My proudest achievement at Metcalf Institute so far has been the Climate Ready Newsroom fellowship. Prior to my arrival, Metcalf focused primarily on training individual journalists and scientists. I was tasked with building a new program that focused on local newsrooms, aiming not just to train individuals within the newsroom but set up entire organizations for long-term, sustained, scientifically accurate, and community-centered climate coverage. Our first cohort launched last winter with seven local newsrooms in southern New England: Boston Globe, Bay State Banner, Nantucket Inquirer & Mirror, Rhode Island PBS & The Public's Radio, East Bay Media Group, Hearst Connecticut Media Group, and WSHU Public Radio. After giving the newsrooms six virtual trainings on topics such as scientific uncertainty, climate attribution science, and solutions journalism, we provided three months of coaching and supported them in the pursuit of goals to make their newsrooms "climate ready." Projects included building a “rolodex” of climate scientists in the community, developing a newsroom-wide protocol document for climate disaster coverage, soliciting climate questions from readers to inform future reporting, and launching pop-up newsrooms to more deeply engage the community.

I am so grateful that the fellowship I spearheaded has already had such a transformative impact on local climate coverage in my region. The next cohort is open to all local newsrooms in New England, and applications are live! And anyone interested in science communication training can connect with us here!

With you having such a strong background in journalism and academic education, what advice would you give to young professionals aspiring to build a career in these fields?

Seek community. Ask for help. My career would never be where it is today without the support of my friends who helped launch The Sweaty Penguin and groups like Young Voices, WNET, Solutions Journalism Network, Boston University's Build Lab, Covering Climate Now, Jerusalem Press Club, Masa, and a whole lot more.

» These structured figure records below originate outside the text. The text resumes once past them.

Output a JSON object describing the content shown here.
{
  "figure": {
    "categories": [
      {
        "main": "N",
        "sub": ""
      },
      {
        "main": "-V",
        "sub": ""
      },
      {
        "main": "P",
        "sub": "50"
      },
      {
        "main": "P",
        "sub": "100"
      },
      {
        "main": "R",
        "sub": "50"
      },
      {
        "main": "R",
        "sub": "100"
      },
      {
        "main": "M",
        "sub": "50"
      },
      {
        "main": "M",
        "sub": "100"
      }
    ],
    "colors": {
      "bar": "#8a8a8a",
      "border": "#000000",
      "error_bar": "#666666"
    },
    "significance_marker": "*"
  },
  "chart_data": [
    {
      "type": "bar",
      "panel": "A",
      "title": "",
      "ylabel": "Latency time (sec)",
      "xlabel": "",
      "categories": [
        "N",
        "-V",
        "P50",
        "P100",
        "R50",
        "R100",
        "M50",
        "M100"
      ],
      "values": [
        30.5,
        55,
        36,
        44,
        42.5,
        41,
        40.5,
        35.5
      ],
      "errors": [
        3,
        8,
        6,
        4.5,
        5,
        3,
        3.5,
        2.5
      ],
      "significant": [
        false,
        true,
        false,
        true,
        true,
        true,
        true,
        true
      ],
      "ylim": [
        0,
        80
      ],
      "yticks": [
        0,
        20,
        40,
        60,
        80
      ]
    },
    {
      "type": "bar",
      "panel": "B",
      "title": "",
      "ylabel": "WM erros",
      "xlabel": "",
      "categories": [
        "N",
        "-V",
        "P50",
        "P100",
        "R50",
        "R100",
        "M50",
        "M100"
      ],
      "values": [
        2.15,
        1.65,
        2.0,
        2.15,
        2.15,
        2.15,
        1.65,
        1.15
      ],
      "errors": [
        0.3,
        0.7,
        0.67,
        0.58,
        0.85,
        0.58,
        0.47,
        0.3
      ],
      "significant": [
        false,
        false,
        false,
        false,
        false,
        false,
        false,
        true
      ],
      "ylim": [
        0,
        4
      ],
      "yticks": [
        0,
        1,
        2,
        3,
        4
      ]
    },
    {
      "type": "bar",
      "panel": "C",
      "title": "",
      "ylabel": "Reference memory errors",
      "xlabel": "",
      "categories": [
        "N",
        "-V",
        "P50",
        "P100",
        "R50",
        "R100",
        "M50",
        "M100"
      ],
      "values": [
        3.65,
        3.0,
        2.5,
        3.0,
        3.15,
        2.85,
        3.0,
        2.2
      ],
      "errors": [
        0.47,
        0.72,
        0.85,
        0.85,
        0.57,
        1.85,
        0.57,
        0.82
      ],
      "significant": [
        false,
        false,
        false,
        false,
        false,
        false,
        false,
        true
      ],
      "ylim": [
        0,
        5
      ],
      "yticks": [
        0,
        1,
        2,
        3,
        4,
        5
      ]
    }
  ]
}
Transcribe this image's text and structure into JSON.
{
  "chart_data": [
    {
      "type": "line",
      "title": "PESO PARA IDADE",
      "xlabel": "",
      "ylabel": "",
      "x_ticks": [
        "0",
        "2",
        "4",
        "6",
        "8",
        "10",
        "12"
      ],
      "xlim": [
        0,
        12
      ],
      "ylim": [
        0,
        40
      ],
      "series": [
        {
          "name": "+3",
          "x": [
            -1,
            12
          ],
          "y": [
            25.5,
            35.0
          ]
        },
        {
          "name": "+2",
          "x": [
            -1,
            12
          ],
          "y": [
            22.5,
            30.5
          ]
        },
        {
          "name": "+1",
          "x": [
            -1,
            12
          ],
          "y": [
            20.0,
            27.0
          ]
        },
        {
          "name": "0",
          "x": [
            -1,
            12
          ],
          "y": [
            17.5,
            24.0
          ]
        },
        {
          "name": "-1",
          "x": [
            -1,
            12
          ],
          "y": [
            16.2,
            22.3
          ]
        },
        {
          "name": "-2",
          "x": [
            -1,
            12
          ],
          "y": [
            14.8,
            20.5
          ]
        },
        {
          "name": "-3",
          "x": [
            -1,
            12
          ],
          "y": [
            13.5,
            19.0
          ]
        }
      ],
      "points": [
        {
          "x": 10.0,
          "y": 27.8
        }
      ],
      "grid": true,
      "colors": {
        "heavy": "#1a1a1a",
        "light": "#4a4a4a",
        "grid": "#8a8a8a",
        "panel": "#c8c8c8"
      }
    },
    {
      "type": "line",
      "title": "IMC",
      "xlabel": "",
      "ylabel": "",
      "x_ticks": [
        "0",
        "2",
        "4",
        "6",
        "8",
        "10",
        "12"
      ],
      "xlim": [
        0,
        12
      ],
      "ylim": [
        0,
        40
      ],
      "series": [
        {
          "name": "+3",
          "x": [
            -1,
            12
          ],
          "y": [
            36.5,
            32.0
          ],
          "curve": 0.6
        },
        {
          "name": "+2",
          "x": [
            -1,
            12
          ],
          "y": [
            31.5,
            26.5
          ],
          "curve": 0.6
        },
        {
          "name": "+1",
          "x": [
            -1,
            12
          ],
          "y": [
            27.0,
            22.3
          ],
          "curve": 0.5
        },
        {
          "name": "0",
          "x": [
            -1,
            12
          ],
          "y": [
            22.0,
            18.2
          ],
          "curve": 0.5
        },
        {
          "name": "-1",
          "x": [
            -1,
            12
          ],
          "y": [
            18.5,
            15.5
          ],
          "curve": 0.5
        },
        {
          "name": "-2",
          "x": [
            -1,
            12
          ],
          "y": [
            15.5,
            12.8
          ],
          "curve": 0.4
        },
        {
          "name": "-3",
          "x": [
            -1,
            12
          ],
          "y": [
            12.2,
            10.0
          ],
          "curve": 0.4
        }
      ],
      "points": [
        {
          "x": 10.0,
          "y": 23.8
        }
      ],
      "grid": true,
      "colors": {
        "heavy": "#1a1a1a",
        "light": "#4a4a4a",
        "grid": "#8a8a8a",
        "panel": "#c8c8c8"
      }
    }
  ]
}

There's so many people and partners to thank.

Both journalism and academia are facing scary and frankly unconstructive attacks from the current administration. Mainstream media often has flaws in its coverage, but slashing funding for PBS and NPR and barring the AP from the White House press pool puts journalists on the defense and reduces capacity for journalists to proactively improve our skillsets through, for example, a Metcalf fellowship. Antisemitism on college campuses is alarming, but halting foreign student visas across the board and slashing NSF grants does nothing to address the systemic issues underlying antisemitism, instead blocking talented young people from entering our country, preventing scientists from doing critical research, and degrading the academic experience countless Jewish students actively seek. 

At this difficult moment, I would encourage young professionals in journalism and academia to look out for our mental health, uplift one another, and be willing to call out both missteps within our industries and policies that are hostile and obstructive. If journalists and academics find ways in this political environment to still pursue the hard work of honing our craft and rebuilding trust with our communities, maybe that will help sustain our industries and allow more talented young people to enter the fields in the future.